LE DEVOIR D'OPPOSITION
20 avril 2008
Six ans, c'est long, mais c'est aussi vite passé. Expérience vécue ! Depuis le temps où j'étais élu, le statut de l'opposition s'est un peu amélioré : bureau, expression dans le journal municipal, possibilité d'avoir un collaborateur de groupe.... Mais le rapport de force reste inhumain. Que faire à 14, avec une indemnité réduite à la portion congrue pour faire face à l'armada de la majorité municipale et surtout aux multiples tâches et travaux qui attendent l'élu d'une grande ville : commissions, délégations, participation aux manifestations publiques ; sans parler des réunions nécessaires pour travailler en groupe sur les dossiers et préparer les sessions du Conseil Municipal quand on sait que les délibérations d'une séance représentent souvent l'équivalent d'un bouquin. Alors que faire une fois élu ?
La majorité a son projet qui n'est pas celui de l'opposition, on l'a vu pendant la campagne. Donc l'opposition est d'abord là pour s'opposer. Je veux dire par là qu'elle doit en toutes circonstances se souvenir qu'elle est là pour représenter ceux et celles qui ont voté pour elles et qui ne voulaient pas du projet de la majorité. Son premier devoir est de représenter ses électeurs et donc de rester fidèle à son projet. Son second devoir est de se projeter suffisamment dans l'avenir pour préparer l'échéance suivante en se donnant les meilleures chances pour espérer l'emporter. En politique, il n'y a pas de défaites, il n'y a que des échecs qui peuvent être dépassés. Son troisième devoir est de veiller sans concession à l'utilisation du denier public en exerçant un contrôle exigeant sur la gestion de la majorité.
Il y deux écueils à éviter pour tenir pendant six ans.
Le premier, c'est l'opposition "constructive". Par esprit démocratique du type "je me plie à la décision majoritaire", l'opposition se mue en minorité qui se veut force de proposition, vote positivement toutes les délibérations d'usage courant, propose ses amendements... C'est le meilleur moyen de se faire piquer ses bonnes idées par la majorité et de se retrouver à poil six ans plus tard. J'ai vécu ça. "Mes opposants ? ils ont voté 90% des délibérations..." disait Jean MONNIER ; ce qui était vrai. Allez ensuite expliquer aux électeurs que vous voulez faire différemment. Cette stratégie conduit invariablement au "bide".
Le second écueil, c'est de faire de l'opposition agressive en faisant feu de tout bois et en cherchant l'affrontement à chaque instant. La perte de crédit là aussi est rapide. Cela fait rapidement mauvais perdant. Ce qui s'est passé à Saint-Barthélemy en est un bon exemple. Sans compter que le groupe majoritaire a en sa possession tous les moyens pour tourner en ridicule sa minorité. Ne serait-ce qu'en lui ...retirant la parole, comme faisait Jean MONNIER.

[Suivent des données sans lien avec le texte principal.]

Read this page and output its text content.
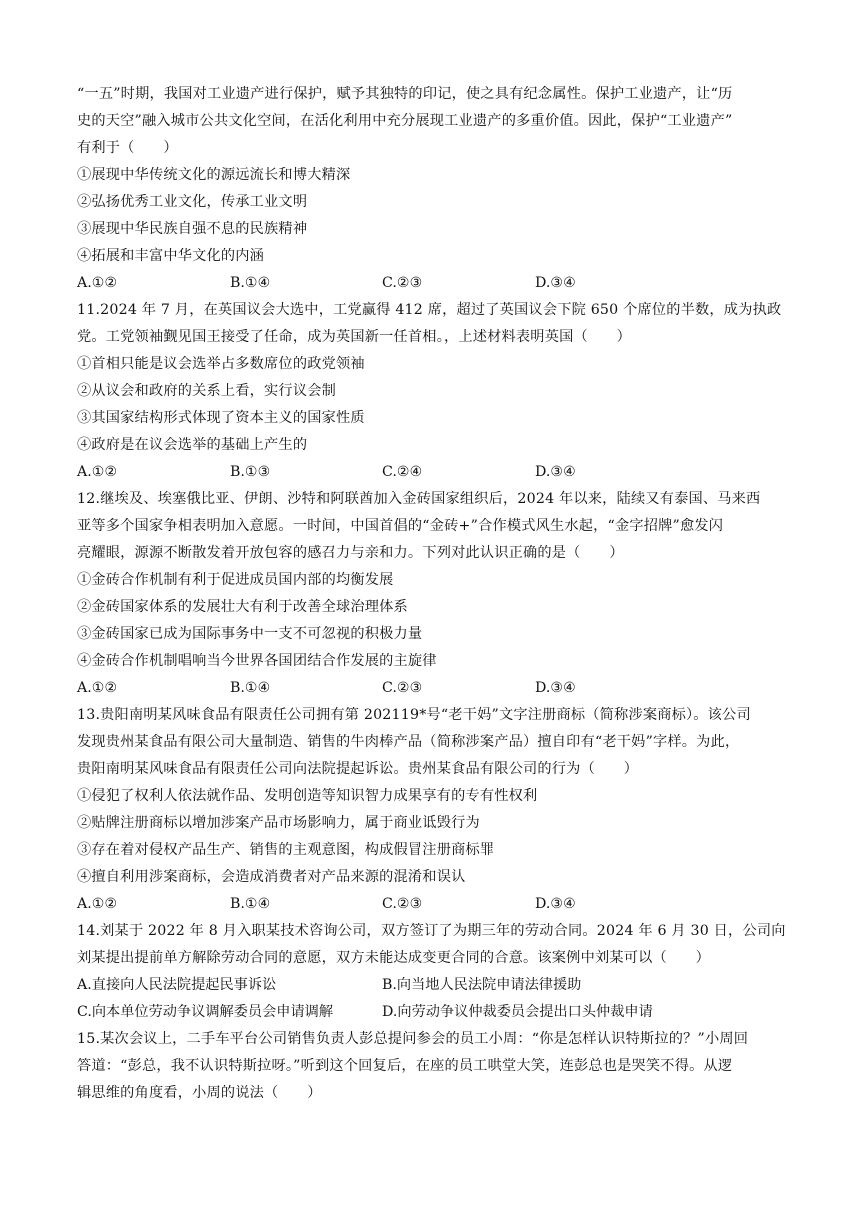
“一五”时期，我国对工业遗产进行保护，赋予其独特的印记，使之具有纪念属性。保护工业遗产，让“历
史的天空”融入城市公共文化空间，在活化利用中充分展现工业遗产的多重价值。因此，保护“工业遗产”
有利于（　　）
①展现中华传统文化的源远流长和博大精深
②弘扬优秀工业文化，传承工业文明
③展现中华民族自强不息的民族精神
④拓展和丰富中华文化的内涵
A.①②	B.①④	C.②③	D.③④
11.2024 年 7 月，在英国议会大选中，工党赢得 412 席，超过了英国议会下院 650 个席位的半数，成为执政
党。工党领袖觐见国王接受了任命，成为英国新一任首相。，上述材料表明英国（　　）
①首相只能是议会选举占多数席位的政党领袖
②从议会和政府的关系上看，实行议会制
③其国家结构形式体现了资本主义的国家性质
④政府是在议会选举的基础上产生的
A.①②	B.①③	C.②④	D.③④
12.继埃及、埃塞俄比亚、伊朗、沙特和阿联酋加入金砖国家组织后，2024 年以来，陆续又有泰国、马来西
亚等多个国家争相表明加入意愿。一时间，中国首倡的“金砖+”合作模式风生水起，“金字招牌”愈发闪
亮耀眼，源源不断散发着开放包容的感召力与亲和力。下列对此认识正确的是（　　）
①金砖合作机制有利于促进成员国内部的均衡发展
②金砖国家体系的发展壮大有利于改善全球治理体系
③金砖国家已成为国际事务中一支不可忽视的积极力量
④金砖合作机制唱响当今世界各国团结合作发展的主旋律
A.①②	B.①④	C.②③	D.③④
13.贵阳南明某风味食品有限责任公司拥有第 202119*号“老干妈”文字注册商标（简称涉案商标）。该公司
发现贵州某食品有限公司大量制造、销售的牛肉棒产品（简称涉案产品）擅自印有“老干妈”字样。为此，
贵阳南明某风味食品有限责任公司向法院提起诉讼。贵州某食品有限公司的行为（　　）
①侵犯了权利人依法就作品、发明创造等知识智力成果享有的专有性权利
②贴牌注册商标以增加涉案产品市场影响力，属于商业诋毁行为
③存在着对侵权产品生产、销售的主观意图，构成假冒注册商标罪
④擅自利用涉案商标，会造成消费者对产品来源的混淆和误认
A.①②	B.①④	C.②③	D.③④
14.刘某于 2022 年 8 月入职某技术咨询公司，双方签订了为期三年的劳动合同。2024 年 6 月 30 日，公司向
刘某提出提前单方解除劳动合同的意愿，双方未能达成变更合同的合意。该案例中刘某可以（　　）
A.直接向人民法院提起民事诉讼	B.向当地人民法院申请法律援助
C.向本单位劳动争议调解委员会申请调解	D.向劳动争议仲裁委员会提出口头仲裁申请
15.某次会议上，二手车平台公司销售负责人彭总提问参会的员工小周：“你是怎样认识特斯拉的？”小周回
答道：“彭总，我不认识特斯拉呀。”听到这个回复后，在座的员工哄堂大笑，连彭总也是哭笑不得。从逻
辑思维的角度看，小周的说法（　　）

Le bon chemin, me semble-t-il, c'est celui qu'André LARDEUX pratiquait. Il ne contestait pas forcément, mais ne votait jamais, sauf exception, les délibérations proposées par la majorité. Il votait contre ou s'abstenait. Avec un discours invariable :" Votre proposition a sa logique, mais ce n'est pas la mienne" ou encore " je ne conteste pas l'honnêteté de votre gestion, mais votre projet n'est pas le mien". Mais il ne perdait jamais une occasion de souligner les concessions à l'idéologie. Dans la dignité et le respect, bien sûr.
Il faut aussi réfléchir à ce que sera la situation dans six ans pour l'anticiper. Le tramway sera fait, les Angevins en seront de toutes façons satisfaits, qu'il passe ici ou là... Et l'Etat dans lequel l'opposition se trouvera au terme du mandat sera un élément décisif. Sa capacité à exister en dehors de l'enceinte du Conseil Municipal, à drainer des énergies, à faire l'actualité par des initiatives parallèles seront autant d'atouts. Mais pour cela, il faut pouvoir s'appuyer sur les structures adéquates. Quoi de mieux qu'un grand parti politique reconnu dont c'est le rôle éminent que de préparer les échéances électorales.